Quebec to go it alone after Supreme Court orders end to gun-registry data

Quebec will forge ahead with its own gun registry after losing out in a Supreme Court decision that could have future political consequences in the province.

OTTAWA — Quebec will forge ahead with its own gun registry after losing out in a Supreme Court decision that could have future political consequences in the province.

The high court ruled Friday that the federal government has the right to order the destruction of gun-registry data that Quebec has coveted for years.

The issue sparked rare consensus among Quebec political parties as well as in broad swaths of the province — a unity that was reflected in the three Supreme Court justices from Quebec all being part of the dissenting minority.

While Prime Minister Stephen Harper welcomed the 5-4 ruling, it remains to be seen what impact it might have on his Conservatives’ goal of winning more seats in Quebec in this year’s federal election.

“The decision to destroy the data is not acceptable in terms of managing public funds or in terms of co-operative federalism,” said Quebec Public Security Minister Lise Theriault.

“There will be a Quebec registry. We will proceed step by step so we respect the ability of Quebecers to pay. We are convinced that the use of such a tool on a daily basis is necessary to facilitate investigations and police interventions and to comply with court orders prohibiting the possession of weapons.”

She estimated the cost of creating a registry at $30 million — a figure she acknowledged could fluctuate depending on its scope.

The Supreme Court ruled that destroying the data was a lawful exercise of Parliament’s legislative power to make criminal law under the Constitution, firmly upholding the notion the government is free to enact policies it deems appropriate as long as it operates within the law.
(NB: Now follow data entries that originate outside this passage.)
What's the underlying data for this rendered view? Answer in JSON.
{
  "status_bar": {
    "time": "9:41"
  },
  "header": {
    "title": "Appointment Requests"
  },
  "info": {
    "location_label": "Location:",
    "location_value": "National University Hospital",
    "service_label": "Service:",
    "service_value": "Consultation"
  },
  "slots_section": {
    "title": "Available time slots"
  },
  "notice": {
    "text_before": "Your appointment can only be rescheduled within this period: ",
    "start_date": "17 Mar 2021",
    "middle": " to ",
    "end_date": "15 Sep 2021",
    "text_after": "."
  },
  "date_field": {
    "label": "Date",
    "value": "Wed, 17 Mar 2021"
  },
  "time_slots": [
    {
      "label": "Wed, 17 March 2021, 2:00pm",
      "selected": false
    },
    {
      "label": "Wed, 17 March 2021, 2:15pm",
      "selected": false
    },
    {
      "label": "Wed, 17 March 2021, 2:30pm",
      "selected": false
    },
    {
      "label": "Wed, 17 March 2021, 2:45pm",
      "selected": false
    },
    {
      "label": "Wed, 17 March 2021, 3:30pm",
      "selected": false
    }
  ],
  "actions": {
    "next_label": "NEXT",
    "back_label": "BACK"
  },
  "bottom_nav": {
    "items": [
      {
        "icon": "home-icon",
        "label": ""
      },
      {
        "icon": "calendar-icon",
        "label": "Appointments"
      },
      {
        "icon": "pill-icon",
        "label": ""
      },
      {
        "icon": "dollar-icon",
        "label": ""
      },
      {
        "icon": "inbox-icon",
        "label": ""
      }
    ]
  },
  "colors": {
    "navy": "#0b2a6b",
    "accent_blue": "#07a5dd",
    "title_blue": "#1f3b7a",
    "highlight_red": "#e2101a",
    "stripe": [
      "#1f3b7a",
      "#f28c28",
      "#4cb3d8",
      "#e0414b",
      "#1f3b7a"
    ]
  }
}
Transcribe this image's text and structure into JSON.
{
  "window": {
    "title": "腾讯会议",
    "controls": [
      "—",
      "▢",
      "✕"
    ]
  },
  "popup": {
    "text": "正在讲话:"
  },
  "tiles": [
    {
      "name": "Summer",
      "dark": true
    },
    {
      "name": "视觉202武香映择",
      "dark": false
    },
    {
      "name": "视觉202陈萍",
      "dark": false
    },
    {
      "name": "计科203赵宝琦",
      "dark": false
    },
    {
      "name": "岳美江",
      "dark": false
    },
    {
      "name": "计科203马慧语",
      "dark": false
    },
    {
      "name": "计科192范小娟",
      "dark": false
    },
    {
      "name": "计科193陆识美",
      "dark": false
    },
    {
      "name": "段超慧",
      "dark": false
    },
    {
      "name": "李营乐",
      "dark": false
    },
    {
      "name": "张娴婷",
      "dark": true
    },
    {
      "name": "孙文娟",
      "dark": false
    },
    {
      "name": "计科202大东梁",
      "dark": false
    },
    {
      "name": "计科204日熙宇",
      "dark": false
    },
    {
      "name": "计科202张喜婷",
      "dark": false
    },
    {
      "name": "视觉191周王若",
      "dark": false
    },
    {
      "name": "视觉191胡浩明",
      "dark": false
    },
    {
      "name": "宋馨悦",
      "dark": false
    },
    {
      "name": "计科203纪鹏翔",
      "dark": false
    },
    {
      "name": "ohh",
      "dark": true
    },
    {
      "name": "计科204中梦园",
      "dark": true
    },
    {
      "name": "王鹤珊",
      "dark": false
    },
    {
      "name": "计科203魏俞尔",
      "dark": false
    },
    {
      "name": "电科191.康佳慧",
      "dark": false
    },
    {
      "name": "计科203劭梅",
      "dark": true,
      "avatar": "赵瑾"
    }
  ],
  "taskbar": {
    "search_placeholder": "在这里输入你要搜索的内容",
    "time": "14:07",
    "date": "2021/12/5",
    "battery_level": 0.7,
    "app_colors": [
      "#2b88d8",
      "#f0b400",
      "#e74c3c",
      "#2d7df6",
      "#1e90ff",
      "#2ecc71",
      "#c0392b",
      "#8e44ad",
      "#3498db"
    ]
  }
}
“In our view, the decision to dismantle the long-gun registry and destroy the data that it contains is a policy choice that Parliament was constitutionally entitled to make,” wrote Thomas Cromwell and Andromache Karakastanis for the majority, a group that included Chief Justice Beverley McLachlin.

Speaking near Quebec City, where he was making an unrelated announcement, Harper reiterated his long-held view the gun registry was obsolete.

“Yes, we have abolished one registry,” he said in Saint-Apollinaire. “But what we have in Canada already is permitting. In other words, we have registration of all gun owners, already. We have registration of all handguns, already. We have registration of all restricted weapons, already.

“Our view —and I think it’s been borne out by the facts — is that we simply don’t need another very expensive and not effective registry.

“What we have needed are severe, strong and more effective penalties for people who commit criminal acts using guns, and that’s what we’ve done.”

A spokesman for Public Safety Minister Steven Blaney said in an email “the data will be deleted in the very near future.”

The Liberal government created the gun registry in 1998 in response to the murder of 14 women at Montreal’s Ecole polytechnique in 1989. They were targeted by a gunman because of their gender.

The Harper government abolished the registry for long guns in 2011 as part of a long-standing campaign promise — a controversial political move that also emphasized Canada’s rural-urban divide.

Liberal MP Stephane Dion, the party’s intergovernmental affairs critic, chastised the Conservatives for not allowing Quebec to keep the data.

“From a political perspective, I would agree that it’s very bad federalism to not co-operate with the province in giving the data,” he said. “It would not have been difficult for the Conservative government to do so.”

Francoise Boivin, the New Democrats’ justice critic, said it showed Harper and the Conservatives were not serious when they promised Quebec “a new kind of federalism” in 2006.

Wendy Cukier founded the Coalition for Gun Control after the 1989 Montreal massacre and became a leading firearms registration crusader.

Standing in the vast marble foyer of the Supreme Court, Cukier said she was “terribly disappointed” that a “punitive” government policy had cleared its last legal hurdle.

“The Supreme Court has made it clear that the decision to destroy the data is a political decision,” she said.

“You can track a package you’re sending from here to anywhere in the world, and yet we will not have information on who owns guns in the province of Quebec.”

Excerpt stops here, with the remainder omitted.